Whoever holds the reins of power next year, two things are virtually certain: We will cut taxes even more to deal with the looming problem of the alternative minimum tax, and we will expand the entitlement obligation by revising the Medicare prescription drug benefit to eliminate or reduce the “doughnut hole” that creates disparities in the benefit at different income levels.
Given the nasty nature of our politics and the intensity of partisan feeling these days, it may be equally certain that any move to restrain the growth of these entitlement programs will go nowhere. But if we do not confront this problem soon, and head-on, we will be handing our children and grandchildren an intolerable burden.
What to do? First, we need to be honest about it. And here Sen. Joe Lieberman (D-Conn.) has stepped in with a simple and straightforward way to compel honesty in the policymaking process. He wants to force the government to change its basic method of accounting from cash accounting to net present value accounting.
I know, I know, it sounds boring and meaningless — and some are apt to wonder what possible difference a change in accounting rules could make. The answer, though, is that it could make a major difference simply by changing the terms of debate.
The current standards focus the debate on the current year’s budget, with a nod to the coming 10 years (even as some politicians try to change that standard to five years). This process encourages turning a blind eye to problems that emerge or expand down the road, while simultaneously encouraging deceit in projecting future burdens.
Consider the sham approaches used to justify the tax cuts of 2001 — which, among other things, shrunk the estate tax to zero by 2010, only to be reinstated fully in 2011. There is no way that policy will stand — but it enabled the drafters of the tax cut to look fiscally prudent enough to elude budget rules in the Senate that would have imposed some fiscal discipline.
If we switch to net present value accounting, the debate would shift focus, toward comparing the real liabilities the government has (that is, the debt held by the public, along with the commitments to future generations in entitlement programs) plus ongoing and new programs such as defense and education, against the funding that will be available.

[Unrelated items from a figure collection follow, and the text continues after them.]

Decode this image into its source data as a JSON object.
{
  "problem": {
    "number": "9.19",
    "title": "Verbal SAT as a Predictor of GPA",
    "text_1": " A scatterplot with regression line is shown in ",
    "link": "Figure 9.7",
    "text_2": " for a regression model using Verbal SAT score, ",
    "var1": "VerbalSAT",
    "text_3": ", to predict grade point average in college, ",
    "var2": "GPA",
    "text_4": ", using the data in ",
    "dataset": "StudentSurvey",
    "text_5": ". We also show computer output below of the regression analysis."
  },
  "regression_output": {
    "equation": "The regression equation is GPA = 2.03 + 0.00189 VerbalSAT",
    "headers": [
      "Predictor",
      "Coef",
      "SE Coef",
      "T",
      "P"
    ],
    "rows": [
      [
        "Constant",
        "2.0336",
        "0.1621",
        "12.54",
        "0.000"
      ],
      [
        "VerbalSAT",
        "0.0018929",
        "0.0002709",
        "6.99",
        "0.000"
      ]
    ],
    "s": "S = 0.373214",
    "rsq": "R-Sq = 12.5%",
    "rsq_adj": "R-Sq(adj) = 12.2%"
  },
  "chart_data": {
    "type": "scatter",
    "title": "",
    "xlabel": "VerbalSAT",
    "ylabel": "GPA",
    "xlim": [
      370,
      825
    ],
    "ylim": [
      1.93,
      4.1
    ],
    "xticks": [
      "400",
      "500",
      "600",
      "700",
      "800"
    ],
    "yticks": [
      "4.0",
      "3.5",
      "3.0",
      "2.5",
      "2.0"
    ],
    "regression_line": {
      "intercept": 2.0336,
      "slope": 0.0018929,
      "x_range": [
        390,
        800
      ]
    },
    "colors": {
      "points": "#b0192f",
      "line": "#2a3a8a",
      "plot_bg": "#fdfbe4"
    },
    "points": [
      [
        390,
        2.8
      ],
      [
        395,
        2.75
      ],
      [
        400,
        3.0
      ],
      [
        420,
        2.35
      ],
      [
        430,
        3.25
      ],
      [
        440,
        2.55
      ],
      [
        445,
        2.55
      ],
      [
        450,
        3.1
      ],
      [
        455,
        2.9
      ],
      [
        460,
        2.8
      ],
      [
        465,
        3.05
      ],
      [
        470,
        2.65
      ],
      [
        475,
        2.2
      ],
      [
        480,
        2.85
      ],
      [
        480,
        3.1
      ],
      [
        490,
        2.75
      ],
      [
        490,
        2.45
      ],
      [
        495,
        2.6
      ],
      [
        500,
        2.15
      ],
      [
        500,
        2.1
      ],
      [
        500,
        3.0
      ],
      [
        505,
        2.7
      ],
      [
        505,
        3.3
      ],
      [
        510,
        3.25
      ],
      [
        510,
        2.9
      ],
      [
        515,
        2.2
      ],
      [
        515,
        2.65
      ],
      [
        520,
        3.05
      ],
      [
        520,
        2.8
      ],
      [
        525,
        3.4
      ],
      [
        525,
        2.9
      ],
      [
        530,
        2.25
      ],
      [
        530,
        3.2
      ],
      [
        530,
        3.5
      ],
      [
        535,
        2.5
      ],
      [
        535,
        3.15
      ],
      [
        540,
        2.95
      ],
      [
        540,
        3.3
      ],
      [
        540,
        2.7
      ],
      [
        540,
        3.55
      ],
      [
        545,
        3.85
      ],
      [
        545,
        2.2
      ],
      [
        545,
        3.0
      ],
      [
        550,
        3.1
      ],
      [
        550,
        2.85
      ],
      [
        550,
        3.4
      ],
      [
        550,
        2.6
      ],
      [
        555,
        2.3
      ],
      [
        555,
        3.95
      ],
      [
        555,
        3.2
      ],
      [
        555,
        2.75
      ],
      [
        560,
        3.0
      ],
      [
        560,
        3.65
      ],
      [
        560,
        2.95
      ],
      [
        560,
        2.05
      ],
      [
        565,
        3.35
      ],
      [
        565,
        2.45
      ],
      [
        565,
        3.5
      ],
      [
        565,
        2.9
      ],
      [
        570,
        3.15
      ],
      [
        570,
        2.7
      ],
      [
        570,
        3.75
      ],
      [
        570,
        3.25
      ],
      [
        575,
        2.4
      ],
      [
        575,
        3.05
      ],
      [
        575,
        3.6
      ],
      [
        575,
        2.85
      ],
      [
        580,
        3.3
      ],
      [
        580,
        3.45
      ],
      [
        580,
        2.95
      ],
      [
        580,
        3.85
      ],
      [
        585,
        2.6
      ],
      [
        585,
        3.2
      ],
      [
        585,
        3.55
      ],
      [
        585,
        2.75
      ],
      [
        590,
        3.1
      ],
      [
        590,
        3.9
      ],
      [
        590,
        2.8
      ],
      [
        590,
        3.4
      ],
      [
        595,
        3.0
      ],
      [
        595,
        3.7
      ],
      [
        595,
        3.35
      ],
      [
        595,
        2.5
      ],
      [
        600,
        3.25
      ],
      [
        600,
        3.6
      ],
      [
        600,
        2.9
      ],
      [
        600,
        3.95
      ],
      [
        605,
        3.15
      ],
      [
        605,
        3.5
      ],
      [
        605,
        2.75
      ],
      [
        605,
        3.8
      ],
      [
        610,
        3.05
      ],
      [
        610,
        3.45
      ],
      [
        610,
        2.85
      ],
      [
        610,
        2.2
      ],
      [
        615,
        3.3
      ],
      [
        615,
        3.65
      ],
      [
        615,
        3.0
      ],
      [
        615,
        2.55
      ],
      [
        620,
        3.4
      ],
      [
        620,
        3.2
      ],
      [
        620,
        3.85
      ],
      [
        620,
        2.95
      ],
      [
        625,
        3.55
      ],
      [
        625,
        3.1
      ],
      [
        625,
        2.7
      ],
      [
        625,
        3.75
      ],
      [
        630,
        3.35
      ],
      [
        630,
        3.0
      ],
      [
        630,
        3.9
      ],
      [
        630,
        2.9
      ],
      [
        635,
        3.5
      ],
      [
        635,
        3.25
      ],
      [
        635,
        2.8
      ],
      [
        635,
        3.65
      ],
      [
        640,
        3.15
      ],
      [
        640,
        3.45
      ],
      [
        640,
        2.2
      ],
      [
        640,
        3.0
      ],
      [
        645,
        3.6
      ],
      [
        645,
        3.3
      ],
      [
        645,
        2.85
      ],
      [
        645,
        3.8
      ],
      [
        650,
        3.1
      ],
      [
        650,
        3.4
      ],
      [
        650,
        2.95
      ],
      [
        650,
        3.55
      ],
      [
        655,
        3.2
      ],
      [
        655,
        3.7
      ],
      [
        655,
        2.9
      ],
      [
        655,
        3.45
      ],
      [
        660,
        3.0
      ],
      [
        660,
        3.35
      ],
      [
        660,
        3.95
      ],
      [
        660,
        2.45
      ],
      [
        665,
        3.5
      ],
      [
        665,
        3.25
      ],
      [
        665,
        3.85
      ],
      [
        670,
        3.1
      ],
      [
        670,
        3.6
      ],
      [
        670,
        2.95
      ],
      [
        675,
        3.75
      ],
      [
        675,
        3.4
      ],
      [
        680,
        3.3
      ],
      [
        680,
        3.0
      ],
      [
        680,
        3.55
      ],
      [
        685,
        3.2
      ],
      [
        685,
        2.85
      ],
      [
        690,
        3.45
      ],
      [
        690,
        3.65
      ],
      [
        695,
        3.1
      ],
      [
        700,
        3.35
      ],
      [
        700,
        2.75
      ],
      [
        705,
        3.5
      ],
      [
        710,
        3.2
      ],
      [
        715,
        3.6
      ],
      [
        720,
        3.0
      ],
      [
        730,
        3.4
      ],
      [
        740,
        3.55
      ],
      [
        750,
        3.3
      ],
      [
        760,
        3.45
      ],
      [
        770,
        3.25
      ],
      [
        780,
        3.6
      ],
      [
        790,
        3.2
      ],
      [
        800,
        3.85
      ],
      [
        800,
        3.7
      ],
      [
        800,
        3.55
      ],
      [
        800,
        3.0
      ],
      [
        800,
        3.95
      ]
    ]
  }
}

This would force a debate on priorities: What will the size of government be compared to our gross domestic product in 10 years or 20 years, given the net present value of our future revenues? As was the case with the pay-as-you-go provisions that successfully brought short-term fiscal discipline from 1990 until they expired a couple of years ago, the simple process of forcing every policy proposal, program expansion or tax cut to be gauged within a larger context will alter the voting context and also begin the process of educating voters, including older voters, about the consequences of our current policies.
To be sure, an accounting change will not bring miracles. The numbers are already out there and can be injected into the debate. The tough choices are going to remain tough, and the ability to create broad bipartisan consensus or cover for any change that cuts the growth of Social Security or Medicare will remain limited or nonexistent. But honest fiscal accounting is a necessary first step to begin to implement policy change. The embarrassing failure of the House last month to enact any real change in the budget process underscores the problems we face. Let’s hope Lieberman, and his allies in championing fiscal honesty such as Sen. John McCain (R-Ariz.), can prevail.
Norman Ornstein is a resident scholar at the American Enterprise Institute.